Вернувшись на руки матери, Эндрю Майкл решил, что его честь восстановлена. Он пытался дотянуться до еды, которую мать хитро спрятала за красивым костюмом, но не смог и широко зевнул, заявив, что ему скучно; затем выразил свое недовольство жестоким обращением, громко выпустив газы, и уснул. День для такого малыша выдался очень напряженный.
* * *
Люк Фишер уже несколько недель не находил себе места. Однажды утром за завтраком он рассказал о своих планах Дотти. Сестра с трудом приняла услышанное, но куда больше ее беспокоило, как новость воспримет Белла.
— Скажу ей лично, — проговорил Люк. — По телефону или в письме такие вещи не говорят. Надеюсь, она поймет. Днем позвоню тете Луизе и договорюсь о приезде.
— Я поеду с тобой. Хочу снова их всех увидеть.
Через два дня Люк и Белла сидели на старом стволе поваленного дерева у сгоревшего дома Фишеров. Дерево много лет назад срубил отец Люка и сделал из него скамейку.
— Давай же, — сказала Белла, — выкладывай свои плохие новости.

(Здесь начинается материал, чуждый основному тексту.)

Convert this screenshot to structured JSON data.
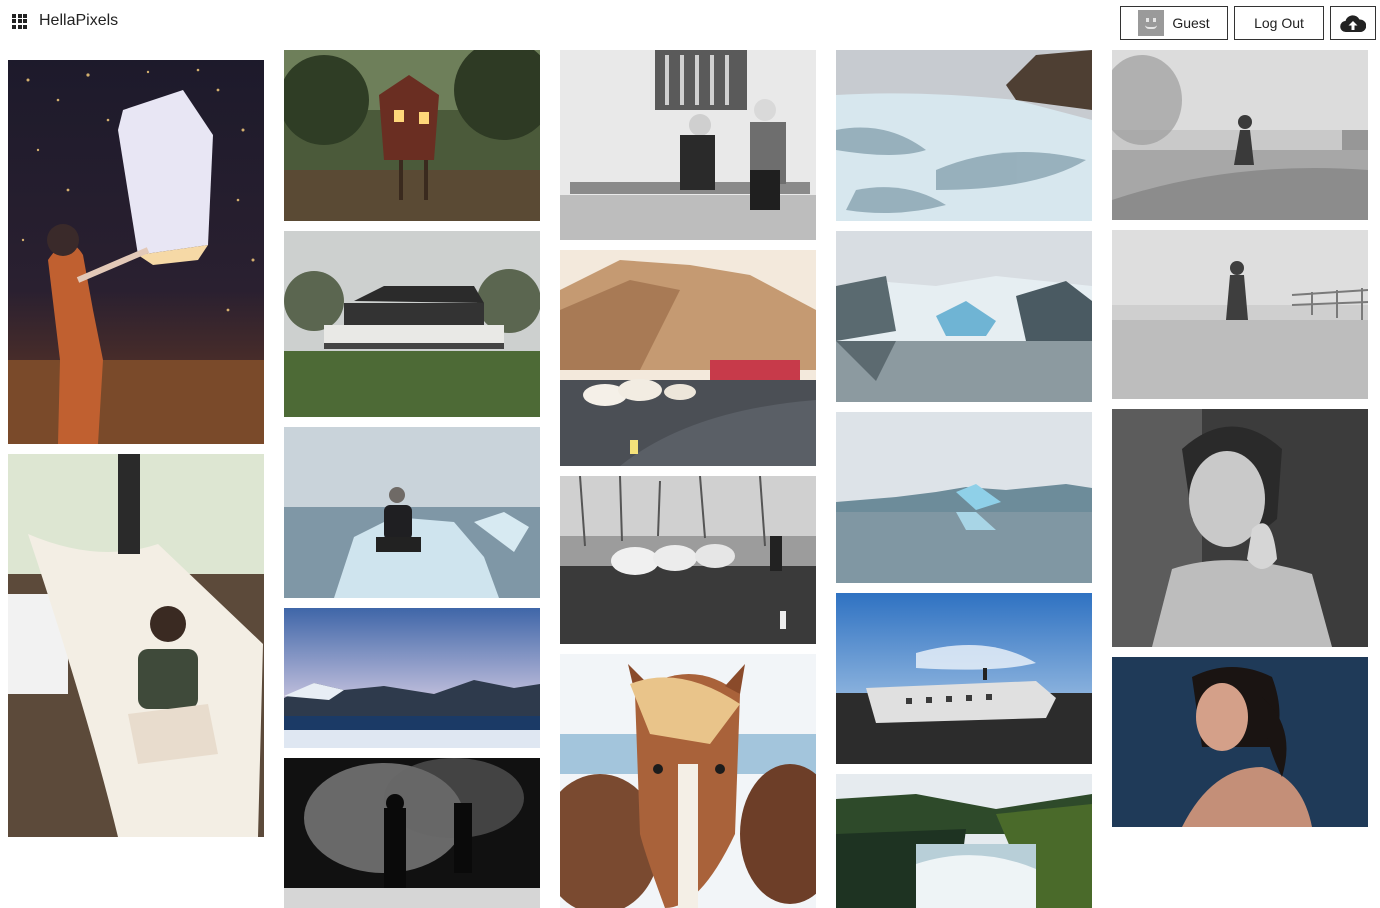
{
  "app": {
    "name": "HellaPixels",
    "logo_icon": "grid-logo-icon"
  },
  "header": {
    "guest_label": "Guest",
    "guest_icon": "avatar-icon",
    "logout_label": "Log Out",
    "upload_icon": "cloud-upload-icon"
  },
  "gallery": {
    "columns": 5,
    "photos": [
      {
        "subject": "woman releasing sky lantern at night"
      },
      {
        "subject": "woman in white hammock"
      },
      {
        "subject": "treehouse in forest"
      },
      {
        "subject": "farmhouse with porch"
      },
      {
        "subject": "man sitting on iceberg"
      },
      {
        "subject": "mountain lake at dusk"
      },
      {
        "subject": "people in steam black and white"
      },
      {
        "subject": "elderly couple on bench black and white"
      },
      {
        "subject": "sheep on road with mountain"
      },
      {
        "subject": "sheep on road black and white"
      },
      {
        "subject": "horse with blond mane"
      },
      {
        "subject": "glacier ice field"
      },
      {
        "subject": "glacier lagoon icebergs"
      },
      {
        "subject": "iceberg reflection"
      },
      {
        "subject": "plane wreck on black sand"
      },
      {
        "subject": "waterfall canyon"
      },
      {
        "subject": "girl jumping in fog"
      },
      {
        "subject": "girl jumping in fog near fence"
      },
      {
        "subject": "black and white portrait of woman"
      },
      {
        "subject": "portrait of woman blue background"
      }
    ]
  }
}
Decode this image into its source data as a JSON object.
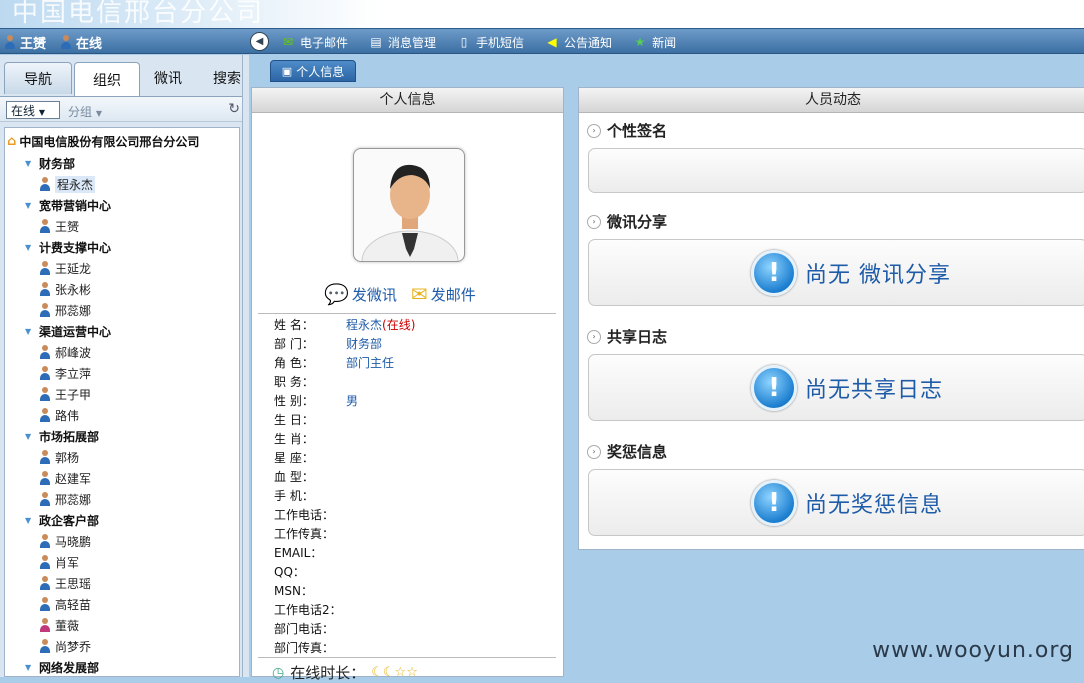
{
  "banner": {
    "title": "中国电信邢台分公司"
  },
  "user": {
    "name": "王赟",
    "status": "在线"
  },
  "menu": [
    "电子邮件",
    "消息管理",
    "手机短信",
    "公告通知",
    "新闻"
  ],
  "left_tabs": [
    "导航",
    "组织",
    "微讯",
    "搜索"
  ],
  "filter": {
    "status": "在线",
    "group": "分组"
  },
  "tree": {
    "root": "中国电信股份有限公司邢台分公司",
    "depts": [
      {
        "name": "财务部",
        "members": [
          "程永杰"
        ]
      },
      {
        "name": "宽带营销中心",
        "members": [
          "王赟"
        ]
      },
      {
        "name": "计费支撑中心",
        "members": [
          "王延龙",
          "张永彬",
          "邢蕊娜"
        ]
      },
      {
        "name": "渠道运营中心",
        "members": [
          "郝峰波",
          "李立萍",
          "王子甲",
          "路伟"
        ]
      },
      {
        "name": "市场拓展部",
        "members": [
          "郭杨",
          "赵建军",
          "邢蕊娜"
        ]
      },
      {
        "name": "政企客户部",
        "members": [
          "马晓鹏",
          "肖军",
          "王思瑶",
          "高轻苗",
          "董薇",
          "尚梦乔"
        ]
      },
      {
        "name": "网络发展部",
        "members": []
      }
    ]
  },
  "content_tab": "个人信息",
  "info_panel": {
    "title": "个人信息",
    "send_msg": "发微讯",
    "send_mail": "发邮件",
    "fields": [
      {
        "label": "姓 名：",
        "value": "程永杰",
        "extra": "(在线)"
      },
      {
        "label": "部 门：",
        "value": "财务部"
      },
      {
        "label": "角 色：",
        "value": "部门主任"
      },
      {
        "label": "职 务：",
        "value": ""
      },
      {
        "label": "性 别：",
        "value": "男"
      },
      {
        "label": "生 日：",
        "value": ""
      },
      {
        "label": "生 肖：",
        "value": ""
      },
      {
        "label": "星 座：",
        "value": ""
      },
      {
        "label": "血 型：",
        "value": ""
      },
      {
        "label": "手 机：",
        "value": ""
      },
      {
        "label": "工作电话：",
        "value": ""
      },
      {
        "label": "工作传真：",
        "value": ""
      },
      {
        "label": "EMAIL：",
        "value": ""
      },
      {
        "label": "QQ：",
        "value": ""
      },
      {
        "label": "MSN：",
        "value": ""
      },
      {
        "label": "工作电话2：",
        "value": ""
      },
      {
        "label": "部门电话：",
        "value": ""
      },
      {
        "label": "部门传真：",
        "value": ""
      }
    ],
    "online_time_label": "在线时长："
  },
  "activity_panel": {
    "title": "人员动态",
    "sections": [
      {
        "title": "个性签名",
        "empty": ""
      },
      {
        "title": "微讯分享",
        "empty": "尚无 微讯分享"
      },
      {
        "title": "共享日志",
        "empty": "尚无共享日志"
      },
      {
        "title": "奖惩信息",
        "empty": "尚无奖惩信息"
      }
    ]
  },
  "watermark": "www.wooyun.org"
}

— Как ты догадалась, что плохие? — Люк тянул время.
— Во-первых, по выражению твоего лица. Во-вторых, ты уже больше двух часов здесь и ни разу не пытался меня поцеловать. Так что не тяни.
— Хорошо. Я решил поехать в Англию и вступить в Королевские военно-воздушные силы, если меня примут. Кажется, скоро будет война. Я давно хотел научиться пилотировать самолет. В ВВС меня научат бесплатно. И если начнется война — пусть будет так. А если нет, я стану профессиональным летчиком.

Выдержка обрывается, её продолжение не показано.